Tom Roberton

Published 7/8/2017


How did you get into photography? Did you study it?

I never formally studied photography.  It was something that started as a hobby in my twenties. Whilst living in Scandinavia I had a friend who was a photography student who would lend me some of his gear and I would go out and do street photography around Copenhagen.   When I came back to New Zealand I did a bit of film and TV production work.  But the penny dropped whilst I was camera assisting on a documentary in Africa.  I was shooting some stills on the side and I remember the moment when I thought, I would love this as a career. So when I got back from the job I just focussed on being a photography assistant and learning everything I could about the profession.


An advertising photographer tackles many different genres/mediums of photography - is there a particular one you enjoy the most?

My first love in photography was probably reportagé.  So, even though I work in advertising, a lot of my work has an observational documentary feel to it. I like working with natural light and with real people.

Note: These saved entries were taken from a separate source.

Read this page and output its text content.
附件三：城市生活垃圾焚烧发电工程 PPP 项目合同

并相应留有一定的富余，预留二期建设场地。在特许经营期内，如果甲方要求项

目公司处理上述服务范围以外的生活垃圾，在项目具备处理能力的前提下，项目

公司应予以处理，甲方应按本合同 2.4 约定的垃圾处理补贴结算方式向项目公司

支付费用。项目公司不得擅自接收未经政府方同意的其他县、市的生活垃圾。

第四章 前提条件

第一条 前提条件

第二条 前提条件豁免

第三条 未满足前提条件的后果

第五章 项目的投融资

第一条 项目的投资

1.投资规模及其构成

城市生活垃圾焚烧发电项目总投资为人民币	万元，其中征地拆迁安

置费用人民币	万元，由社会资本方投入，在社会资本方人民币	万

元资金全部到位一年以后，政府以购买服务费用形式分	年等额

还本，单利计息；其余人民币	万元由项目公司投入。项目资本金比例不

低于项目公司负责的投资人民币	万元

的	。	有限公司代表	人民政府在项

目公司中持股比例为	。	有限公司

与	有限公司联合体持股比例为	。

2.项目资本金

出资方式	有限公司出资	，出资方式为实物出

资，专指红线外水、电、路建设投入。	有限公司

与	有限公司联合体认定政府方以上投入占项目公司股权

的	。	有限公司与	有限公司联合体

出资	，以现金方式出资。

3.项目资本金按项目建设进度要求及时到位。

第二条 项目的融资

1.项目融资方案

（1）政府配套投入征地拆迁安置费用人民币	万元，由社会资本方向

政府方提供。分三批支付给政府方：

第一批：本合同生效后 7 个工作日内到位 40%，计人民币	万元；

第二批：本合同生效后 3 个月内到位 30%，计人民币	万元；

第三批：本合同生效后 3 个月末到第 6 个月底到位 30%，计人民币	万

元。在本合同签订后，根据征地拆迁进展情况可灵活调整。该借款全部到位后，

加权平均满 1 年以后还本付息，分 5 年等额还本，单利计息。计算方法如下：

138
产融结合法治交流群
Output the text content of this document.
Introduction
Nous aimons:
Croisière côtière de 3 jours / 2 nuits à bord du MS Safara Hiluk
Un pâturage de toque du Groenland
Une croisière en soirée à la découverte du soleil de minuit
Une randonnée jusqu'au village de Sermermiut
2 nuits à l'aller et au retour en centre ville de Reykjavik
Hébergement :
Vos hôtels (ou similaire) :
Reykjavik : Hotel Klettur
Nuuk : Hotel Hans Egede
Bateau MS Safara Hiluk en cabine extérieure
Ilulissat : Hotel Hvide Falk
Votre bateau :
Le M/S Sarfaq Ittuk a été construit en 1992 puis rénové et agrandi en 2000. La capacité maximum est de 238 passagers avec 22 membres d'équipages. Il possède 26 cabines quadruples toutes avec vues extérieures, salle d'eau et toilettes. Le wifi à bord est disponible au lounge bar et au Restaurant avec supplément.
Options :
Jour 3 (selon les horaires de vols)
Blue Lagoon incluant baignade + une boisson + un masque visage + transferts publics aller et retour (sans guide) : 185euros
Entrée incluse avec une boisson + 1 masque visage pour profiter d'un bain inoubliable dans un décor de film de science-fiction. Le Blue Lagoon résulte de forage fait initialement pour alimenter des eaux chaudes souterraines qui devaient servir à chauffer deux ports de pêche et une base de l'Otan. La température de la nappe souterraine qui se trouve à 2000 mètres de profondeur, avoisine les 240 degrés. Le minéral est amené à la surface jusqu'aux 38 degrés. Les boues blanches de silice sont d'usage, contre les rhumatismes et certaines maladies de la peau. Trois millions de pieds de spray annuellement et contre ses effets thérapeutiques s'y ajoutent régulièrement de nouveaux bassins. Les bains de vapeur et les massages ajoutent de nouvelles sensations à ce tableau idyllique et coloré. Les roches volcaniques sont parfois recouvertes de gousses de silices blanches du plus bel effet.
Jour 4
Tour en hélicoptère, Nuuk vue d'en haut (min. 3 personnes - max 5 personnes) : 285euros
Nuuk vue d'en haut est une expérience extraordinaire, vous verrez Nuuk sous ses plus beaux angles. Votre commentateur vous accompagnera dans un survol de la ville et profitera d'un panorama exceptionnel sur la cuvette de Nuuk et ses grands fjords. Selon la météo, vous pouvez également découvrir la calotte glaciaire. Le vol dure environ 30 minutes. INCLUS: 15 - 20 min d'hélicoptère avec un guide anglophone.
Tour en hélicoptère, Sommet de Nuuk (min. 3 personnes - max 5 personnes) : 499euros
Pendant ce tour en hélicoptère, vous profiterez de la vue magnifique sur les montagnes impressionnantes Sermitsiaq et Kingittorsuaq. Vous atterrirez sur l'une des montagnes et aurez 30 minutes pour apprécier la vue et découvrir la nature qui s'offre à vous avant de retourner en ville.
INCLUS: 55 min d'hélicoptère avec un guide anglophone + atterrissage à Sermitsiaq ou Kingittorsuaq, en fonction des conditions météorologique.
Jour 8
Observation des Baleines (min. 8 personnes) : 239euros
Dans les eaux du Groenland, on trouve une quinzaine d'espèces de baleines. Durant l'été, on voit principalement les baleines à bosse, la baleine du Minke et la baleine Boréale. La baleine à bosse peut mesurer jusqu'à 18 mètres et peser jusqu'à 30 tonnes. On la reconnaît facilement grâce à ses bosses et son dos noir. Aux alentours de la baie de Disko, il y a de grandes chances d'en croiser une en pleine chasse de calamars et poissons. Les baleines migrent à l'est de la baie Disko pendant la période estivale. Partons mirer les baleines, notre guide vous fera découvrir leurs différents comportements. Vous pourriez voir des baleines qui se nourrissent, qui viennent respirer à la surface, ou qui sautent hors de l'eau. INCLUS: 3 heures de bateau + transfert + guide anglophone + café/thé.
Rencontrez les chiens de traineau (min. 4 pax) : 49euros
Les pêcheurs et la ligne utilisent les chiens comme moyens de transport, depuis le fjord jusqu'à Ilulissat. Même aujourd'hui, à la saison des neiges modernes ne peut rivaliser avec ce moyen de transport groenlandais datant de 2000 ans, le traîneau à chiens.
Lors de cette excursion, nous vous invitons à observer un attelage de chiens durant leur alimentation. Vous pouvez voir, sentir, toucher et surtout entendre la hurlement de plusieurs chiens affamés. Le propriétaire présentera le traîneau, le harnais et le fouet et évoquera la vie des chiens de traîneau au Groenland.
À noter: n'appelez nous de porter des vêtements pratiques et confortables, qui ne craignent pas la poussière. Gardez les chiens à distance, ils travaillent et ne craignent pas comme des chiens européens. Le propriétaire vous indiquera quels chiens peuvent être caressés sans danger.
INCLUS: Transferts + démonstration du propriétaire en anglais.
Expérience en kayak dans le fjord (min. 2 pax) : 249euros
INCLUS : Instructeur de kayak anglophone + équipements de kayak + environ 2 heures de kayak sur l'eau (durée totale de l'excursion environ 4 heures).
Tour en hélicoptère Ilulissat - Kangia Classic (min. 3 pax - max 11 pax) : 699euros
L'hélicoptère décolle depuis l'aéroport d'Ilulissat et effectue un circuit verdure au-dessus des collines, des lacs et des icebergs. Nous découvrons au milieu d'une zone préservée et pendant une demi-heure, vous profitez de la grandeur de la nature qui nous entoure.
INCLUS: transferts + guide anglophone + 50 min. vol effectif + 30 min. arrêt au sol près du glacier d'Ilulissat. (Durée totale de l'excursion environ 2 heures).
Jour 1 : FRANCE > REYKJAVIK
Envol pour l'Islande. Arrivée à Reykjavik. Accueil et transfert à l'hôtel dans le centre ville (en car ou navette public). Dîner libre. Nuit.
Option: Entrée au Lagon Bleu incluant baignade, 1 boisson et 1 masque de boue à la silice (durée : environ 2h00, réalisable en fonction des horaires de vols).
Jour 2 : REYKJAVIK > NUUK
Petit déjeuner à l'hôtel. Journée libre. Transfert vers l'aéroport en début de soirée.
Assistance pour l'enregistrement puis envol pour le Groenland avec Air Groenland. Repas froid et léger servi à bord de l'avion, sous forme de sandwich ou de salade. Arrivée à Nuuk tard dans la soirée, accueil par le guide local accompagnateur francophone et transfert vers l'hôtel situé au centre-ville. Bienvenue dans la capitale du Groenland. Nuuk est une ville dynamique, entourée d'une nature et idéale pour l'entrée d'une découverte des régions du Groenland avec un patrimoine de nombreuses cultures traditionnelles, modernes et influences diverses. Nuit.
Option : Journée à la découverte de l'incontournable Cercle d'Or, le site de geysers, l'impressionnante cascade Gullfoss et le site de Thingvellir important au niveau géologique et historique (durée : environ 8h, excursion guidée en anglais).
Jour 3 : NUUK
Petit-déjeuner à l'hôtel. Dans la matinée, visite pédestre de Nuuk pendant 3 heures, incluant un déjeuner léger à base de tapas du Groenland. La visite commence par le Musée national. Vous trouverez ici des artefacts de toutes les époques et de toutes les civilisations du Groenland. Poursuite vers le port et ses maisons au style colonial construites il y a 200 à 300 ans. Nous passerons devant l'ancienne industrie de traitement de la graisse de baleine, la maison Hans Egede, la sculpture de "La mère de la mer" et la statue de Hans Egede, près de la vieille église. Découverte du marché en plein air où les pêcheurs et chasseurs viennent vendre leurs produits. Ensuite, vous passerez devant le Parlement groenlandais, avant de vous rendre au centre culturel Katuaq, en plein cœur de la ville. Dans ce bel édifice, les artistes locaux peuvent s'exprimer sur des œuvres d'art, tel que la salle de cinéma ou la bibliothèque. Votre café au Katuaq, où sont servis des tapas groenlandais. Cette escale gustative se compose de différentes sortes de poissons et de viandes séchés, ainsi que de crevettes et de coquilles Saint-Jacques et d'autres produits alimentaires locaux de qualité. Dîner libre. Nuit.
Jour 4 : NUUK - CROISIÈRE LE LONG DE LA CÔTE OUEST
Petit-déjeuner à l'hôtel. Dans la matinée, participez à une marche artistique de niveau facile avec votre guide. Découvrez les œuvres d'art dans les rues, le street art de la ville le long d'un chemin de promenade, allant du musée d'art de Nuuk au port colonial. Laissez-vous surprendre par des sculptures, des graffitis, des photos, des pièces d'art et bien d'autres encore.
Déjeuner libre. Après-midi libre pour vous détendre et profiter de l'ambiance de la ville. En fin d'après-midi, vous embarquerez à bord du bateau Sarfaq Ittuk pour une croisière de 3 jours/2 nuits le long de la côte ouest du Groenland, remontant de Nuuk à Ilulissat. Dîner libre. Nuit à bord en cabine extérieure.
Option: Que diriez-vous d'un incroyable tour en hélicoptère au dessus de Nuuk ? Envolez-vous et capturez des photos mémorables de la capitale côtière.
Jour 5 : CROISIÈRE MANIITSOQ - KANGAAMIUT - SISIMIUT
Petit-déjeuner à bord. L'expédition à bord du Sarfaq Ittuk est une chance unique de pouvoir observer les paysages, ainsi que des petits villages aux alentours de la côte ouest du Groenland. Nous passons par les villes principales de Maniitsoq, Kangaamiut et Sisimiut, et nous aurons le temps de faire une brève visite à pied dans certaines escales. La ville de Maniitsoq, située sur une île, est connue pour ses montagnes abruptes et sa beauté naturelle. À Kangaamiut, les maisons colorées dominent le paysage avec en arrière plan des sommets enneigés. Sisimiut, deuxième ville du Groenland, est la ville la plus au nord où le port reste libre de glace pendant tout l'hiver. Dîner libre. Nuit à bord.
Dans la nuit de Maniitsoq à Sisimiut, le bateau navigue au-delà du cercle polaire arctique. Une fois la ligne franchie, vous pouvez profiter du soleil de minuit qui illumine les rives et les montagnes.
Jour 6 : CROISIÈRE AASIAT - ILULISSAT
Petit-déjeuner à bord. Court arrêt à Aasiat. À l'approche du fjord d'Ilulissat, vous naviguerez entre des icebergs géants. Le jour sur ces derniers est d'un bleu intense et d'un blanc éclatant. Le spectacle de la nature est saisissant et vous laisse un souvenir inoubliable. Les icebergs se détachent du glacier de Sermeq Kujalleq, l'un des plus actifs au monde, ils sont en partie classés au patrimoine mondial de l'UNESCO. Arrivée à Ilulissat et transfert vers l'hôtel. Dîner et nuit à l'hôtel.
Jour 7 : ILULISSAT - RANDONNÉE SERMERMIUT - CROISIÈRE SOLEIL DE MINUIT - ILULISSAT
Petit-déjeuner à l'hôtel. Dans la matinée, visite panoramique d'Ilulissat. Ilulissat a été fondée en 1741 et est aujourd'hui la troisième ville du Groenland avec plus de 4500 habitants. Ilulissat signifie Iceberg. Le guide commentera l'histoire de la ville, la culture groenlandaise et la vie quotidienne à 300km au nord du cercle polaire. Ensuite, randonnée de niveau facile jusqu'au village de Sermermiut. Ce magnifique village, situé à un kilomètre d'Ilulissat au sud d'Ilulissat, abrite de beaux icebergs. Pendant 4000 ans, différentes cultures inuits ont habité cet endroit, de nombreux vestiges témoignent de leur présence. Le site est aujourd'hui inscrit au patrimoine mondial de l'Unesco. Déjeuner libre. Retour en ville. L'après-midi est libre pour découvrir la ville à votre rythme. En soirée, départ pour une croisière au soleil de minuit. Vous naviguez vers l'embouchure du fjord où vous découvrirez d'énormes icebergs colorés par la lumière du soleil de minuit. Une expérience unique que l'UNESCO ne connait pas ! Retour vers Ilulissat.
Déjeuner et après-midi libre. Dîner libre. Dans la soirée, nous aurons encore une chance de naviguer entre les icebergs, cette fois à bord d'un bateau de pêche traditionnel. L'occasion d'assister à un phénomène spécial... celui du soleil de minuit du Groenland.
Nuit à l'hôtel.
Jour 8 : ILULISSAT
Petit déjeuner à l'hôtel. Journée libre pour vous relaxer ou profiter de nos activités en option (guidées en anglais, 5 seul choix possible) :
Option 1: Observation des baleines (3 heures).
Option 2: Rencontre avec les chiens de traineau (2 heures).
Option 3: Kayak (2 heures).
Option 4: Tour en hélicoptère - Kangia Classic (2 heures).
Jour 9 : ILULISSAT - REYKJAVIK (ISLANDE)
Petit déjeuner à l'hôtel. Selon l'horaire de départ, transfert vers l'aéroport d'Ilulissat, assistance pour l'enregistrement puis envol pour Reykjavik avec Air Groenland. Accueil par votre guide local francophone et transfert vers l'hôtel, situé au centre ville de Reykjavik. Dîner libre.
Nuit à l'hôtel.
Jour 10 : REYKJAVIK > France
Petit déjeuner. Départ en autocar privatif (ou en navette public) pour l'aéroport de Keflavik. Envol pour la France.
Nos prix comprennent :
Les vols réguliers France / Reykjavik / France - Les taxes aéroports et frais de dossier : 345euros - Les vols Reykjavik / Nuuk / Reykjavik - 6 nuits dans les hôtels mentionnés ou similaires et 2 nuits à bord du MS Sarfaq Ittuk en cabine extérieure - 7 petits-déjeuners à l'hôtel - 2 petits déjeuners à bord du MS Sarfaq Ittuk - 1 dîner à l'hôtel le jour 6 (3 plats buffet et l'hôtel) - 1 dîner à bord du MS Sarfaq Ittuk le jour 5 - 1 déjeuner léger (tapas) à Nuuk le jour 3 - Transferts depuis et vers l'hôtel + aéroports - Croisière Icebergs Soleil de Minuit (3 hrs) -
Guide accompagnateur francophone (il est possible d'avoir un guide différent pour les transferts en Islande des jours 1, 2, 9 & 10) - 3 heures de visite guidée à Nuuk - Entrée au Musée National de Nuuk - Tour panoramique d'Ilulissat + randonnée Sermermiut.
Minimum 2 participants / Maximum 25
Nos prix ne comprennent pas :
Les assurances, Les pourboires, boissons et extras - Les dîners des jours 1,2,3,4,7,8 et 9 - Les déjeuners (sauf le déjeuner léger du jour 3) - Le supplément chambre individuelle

What equipment do you shoot with these days?

Currently I shoot with a Canon 5Dmk4 and a bunch of primes and zoom lenses.

Your favourite lens?

It’s always horses for courses, but I do really enjoy the working with the Canon 85mm 1.2 prime. 

If not a photographer, what would you be? 

In another life I would be a furniture maker. 

How would you describe your photography to someone who has never seen it?

Natural situations … natural light … real people ... beautiful.  My mantra is am I creating an image that I would want to hang on my wall?


Your first commissioned job?

I shot a bunch of environmental portraits for Stolen Rum over about twelve months.  It was really cool because all the people I had to shoot were interesting in their own way. I was turning up to the location totally cold not knowing anything about the space that I was shooting in, so I had to think on my feet and create compelling images in the 30 minutes or so I had with them. That practice of problem solving under pressure has helped me in later shoots when I’ve got in a tight spot.


What would you say is the toughest aspect is off being a photographer? 

For me it’s probably dealing with the slow times.  When I was assisting one of the photographers I worked for he called it an emotional roller coaster that never ends no matter how successful you are … It’s the best job in the world when you’re busy and shooting good work, but in the slow times it can be a real head game. You need to keep your chin up, stay excited about the industry and stay excited about shooting personal work.

Your biggest achievement thus far and your worst setback? 

I think one of my biggest achievements was shooting the stills for the Rheumatic Fever ‘Twins’ campaign.  The imagery was everywhere and it was great to know it was making a difference in people’s lives.
I’ve never had one major setback, but there have been numerous times I have missed out on jobs that I really wanted and that I felt like I deserved to win.  


Describe your usual shoot day on location. How do you prepare yourself? 

No shoot day is ever the same, but preparation (ideally) starts weeks before the shoot with meetings with agency and client, casting for talent, location scouting and doing tech recce’s etc. I like to go into a shoot day with a clear plan of how the images can be executed (Plan A so to speak), but I also like to build in enough flexibility so I can make changes to my approach on the day.  The talent, the light and and the environment inform the creative process, so I like to also have a Plan B which evolves on the day.


Any advice that you'd like to give to aspiring photographers and students?

Professional photography is a bizarre combination of art, science and business.   I think you need to become really proficient at all three to succeed in the long term.  In terms of the business side, you need to be realistic in what kind of money you need to charge to make it a viable career. There is a tendency for new photographers to undercharge and undercut other photographers to get a foot in the door with a client or agency.  But the reality is that you are destroying your own long-term prospects by not not charging enough.  When you are a student or an emerging photographer it’s easy to be passionate about photography.  But one of the biggest dangers in professional photography is getting so busy with the grind of commercial work (or the hustle for it) that you can forget why you got into photography in the first place.  Regularly committing to shooting personal work for the sheer sake of artistic enjoyment helps to keep the passion burning.